A twisted hypergeometric series $\sum_{n=1}^\infty\frac{H_n}{n}\left(\frac{(2n)!}{4^n(n!)^2}\right)^2$

Question

Question. I was given that $$S=\sum_{n=1}^\infty\frac{H_n}{n}\left(\frac{(2n)!}{4^n(n!)^2}\right)^2=\frac{32}\pi G\ln2+\frac{64}\pi\Im\operatorname{Li}_3\left(\frac{1+i}2\right)-2\ln^22-\frac53\pi^2$$ where $H_n$ harmonic numbers, $G$ Catalan and $\operatorname{Li}_n$ polylogarithm.
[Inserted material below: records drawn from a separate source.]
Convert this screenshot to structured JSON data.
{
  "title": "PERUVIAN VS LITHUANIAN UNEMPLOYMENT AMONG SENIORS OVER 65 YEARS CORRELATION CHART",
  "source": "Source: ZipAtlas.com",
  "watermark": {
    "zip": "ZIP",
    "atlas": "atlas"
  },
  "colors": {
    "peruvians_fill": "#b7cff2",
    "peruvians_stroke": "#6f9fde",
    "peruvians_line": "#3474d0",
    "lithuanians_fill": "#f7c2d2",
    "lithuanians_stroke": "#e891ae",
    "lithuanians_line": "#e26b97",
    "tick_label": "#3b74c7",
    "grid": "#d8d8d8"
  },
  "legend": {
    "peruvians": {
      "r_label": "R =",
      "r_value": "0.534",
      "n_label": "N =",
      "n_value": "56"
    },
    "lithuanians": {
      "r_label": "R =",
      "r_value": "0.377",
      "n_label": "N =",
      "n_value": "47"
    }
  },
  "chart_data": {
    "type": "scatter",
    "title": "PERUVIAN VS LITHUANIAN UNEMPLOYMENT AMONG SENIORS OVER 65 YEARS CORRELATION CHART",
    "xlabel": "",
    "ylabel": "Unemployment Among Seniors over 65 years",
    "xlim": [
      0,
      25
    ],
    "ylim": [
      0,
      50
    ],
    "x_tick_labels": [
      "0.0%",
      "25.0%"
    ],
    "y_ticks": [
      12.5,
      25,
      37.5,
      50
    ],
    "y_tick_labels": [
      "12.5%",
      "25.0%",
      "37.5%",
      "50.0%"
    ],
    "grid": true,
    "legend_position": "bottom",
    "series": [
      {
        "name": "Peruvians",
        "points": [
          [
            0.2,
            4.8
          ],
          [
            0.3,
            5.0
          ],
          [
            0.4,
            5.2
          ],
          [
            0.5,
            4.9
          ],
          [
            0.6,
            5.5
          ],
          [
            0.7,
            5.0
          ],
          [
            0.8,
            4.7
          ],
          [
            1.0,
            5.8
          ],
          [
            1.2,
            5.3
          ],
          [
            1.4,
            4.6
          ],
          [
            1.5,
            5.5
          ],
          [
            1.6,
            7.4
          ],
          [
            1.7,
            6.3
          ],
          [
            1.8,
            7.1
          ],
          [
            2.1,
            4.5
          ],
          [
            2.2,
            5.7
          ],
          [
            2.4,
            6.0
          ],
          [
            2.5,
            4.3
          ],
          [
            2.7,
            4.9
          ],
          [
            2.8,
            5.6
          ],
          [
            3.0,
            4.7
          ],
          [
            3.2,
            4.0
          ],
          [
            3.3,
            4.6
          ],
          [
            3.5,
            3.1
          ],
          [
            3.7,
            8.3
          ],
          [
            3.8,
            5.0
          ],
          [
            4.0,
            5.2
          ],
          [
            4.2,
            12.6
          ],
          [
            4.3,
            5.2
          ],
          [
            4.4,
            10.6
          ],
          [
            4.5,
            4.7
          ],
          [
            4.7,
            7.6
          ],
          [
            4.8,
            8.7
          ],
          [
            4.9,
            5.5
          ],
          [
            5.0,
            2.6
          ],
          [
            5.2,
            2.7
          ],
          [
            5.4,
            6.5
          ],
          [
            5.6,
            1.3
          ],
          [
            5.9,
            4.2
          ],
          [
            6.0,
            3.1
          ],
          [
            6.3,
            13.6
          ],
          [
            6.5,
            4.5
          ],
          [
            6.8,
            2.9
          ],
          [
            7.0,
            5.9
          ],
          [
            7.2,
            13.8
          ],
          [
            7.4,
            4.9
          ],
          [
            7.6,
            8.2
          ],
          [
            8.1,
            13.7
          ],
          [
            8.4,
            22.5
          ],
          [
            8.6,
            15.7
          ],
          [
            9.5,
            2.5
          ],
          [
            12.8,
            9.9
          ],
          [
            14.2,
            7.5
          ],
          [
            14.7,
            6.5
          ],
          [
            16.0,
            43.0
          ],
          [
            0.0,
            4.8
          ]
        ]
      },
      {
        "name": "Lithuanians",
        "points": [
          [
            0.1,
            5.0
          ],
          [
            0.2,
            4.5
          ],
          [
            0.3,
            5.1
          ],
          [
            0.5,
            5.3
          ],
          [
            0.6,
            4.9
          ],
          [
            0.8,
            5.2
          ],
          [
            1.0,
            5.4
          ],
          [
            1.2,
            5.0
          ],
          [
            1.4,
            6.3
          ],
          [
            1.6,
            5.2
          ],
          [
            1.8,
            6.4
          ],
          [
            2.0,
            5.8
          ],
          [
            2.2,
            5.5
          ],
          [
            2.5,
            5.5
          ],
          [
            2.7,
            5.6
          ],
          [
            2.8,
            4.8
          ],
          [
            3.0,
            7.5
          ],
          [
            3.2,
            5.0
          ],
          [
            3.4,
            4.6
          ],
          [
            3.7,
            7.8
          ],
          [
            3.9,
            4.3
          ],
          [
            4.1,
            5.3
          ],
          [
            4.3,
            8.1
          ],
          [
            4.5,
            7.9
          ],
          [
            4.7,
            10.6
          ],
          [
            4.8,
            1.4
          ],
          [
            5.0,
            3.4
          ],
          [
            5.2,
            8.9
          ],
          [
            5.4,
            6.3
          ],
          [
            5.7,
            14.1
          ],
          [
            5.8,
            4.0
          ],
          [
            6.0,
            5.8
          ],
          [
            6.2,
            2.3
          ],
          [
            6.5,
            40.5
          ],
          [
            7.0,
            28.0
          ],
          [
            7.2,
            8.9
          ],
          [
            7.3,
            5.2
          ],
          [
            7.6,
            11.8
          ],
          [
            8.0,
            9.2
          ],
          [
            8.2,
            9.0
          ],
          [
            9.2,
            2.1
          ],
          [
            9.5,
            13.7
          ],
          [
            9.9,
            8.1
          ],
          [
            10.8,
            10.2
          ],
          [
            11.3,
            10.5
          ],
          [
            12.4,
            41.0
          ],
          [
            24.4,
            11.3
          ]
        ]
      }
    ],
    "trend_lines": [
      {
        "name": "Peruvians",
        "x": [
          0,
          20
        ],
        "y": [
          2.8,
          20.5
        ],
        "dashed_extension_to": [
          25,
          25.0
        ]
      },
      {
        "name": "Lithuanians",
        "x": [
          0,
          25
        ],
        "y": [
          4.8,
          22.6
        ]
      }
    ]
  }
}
How can it be proved?

My Approach. Using $\int_0^1x^{n-1}\ln(1-x)dx=-\frac{H_n}n$ one have $$S=\int_0^1-\ln(1-x)\sum_{n=1}^\infty\left(\frac{(2n)!}{4^n(n!)^2}\right)^2x^{n-1}dx =\int_0^1-\ln(1-x)\left(\frac2\pi\frac{\mathbf{K}(x)}x-\frac1x\right)dx$$ where $\mathbf{K}$ denotes elliptic integral of the first kind. The question boils down to finding $$\int_0^1\frac{\mathbf{K}(x)\ln(1-x)}xdx$$ For this integral, I tried to use the integral representation of the elliptic integral and got: $$\int_{(0,1)^3}\frac{dxdydz}{\sqrt{1-y^2}\sqrt{1-xy^2}(zx-1)}$$ This is the furthermost step I can get.

Answer 1

One have FL expansion $$\small K(x)=\sum _{n=0}^{\infty } \frac{2 P_n(2 x-1)}{2 n+1},\ \ \frac{\log (1-x)}{x}=\sum _{n=0}^{\infty } 2 (-1)^{n-1} (2 n+1) P_n(2 x-1) \left(\sum _{k=n+1}^{\infty } \frac{(-1)^{k-1}}{k^2}\right)$$ Thus by orthogonal relation of Legendre polynomial and series-integral conversion one have: $$\int_0^1 \frac{K(x) \log (1-x)}{x} \, dx=16 \int_0^1 \frac{\log (x) \tanh ^{-1}(x)}{x^2+1} \, dx$$ RHS has a polylogarithmic primitive (up to trilog) hence trivial.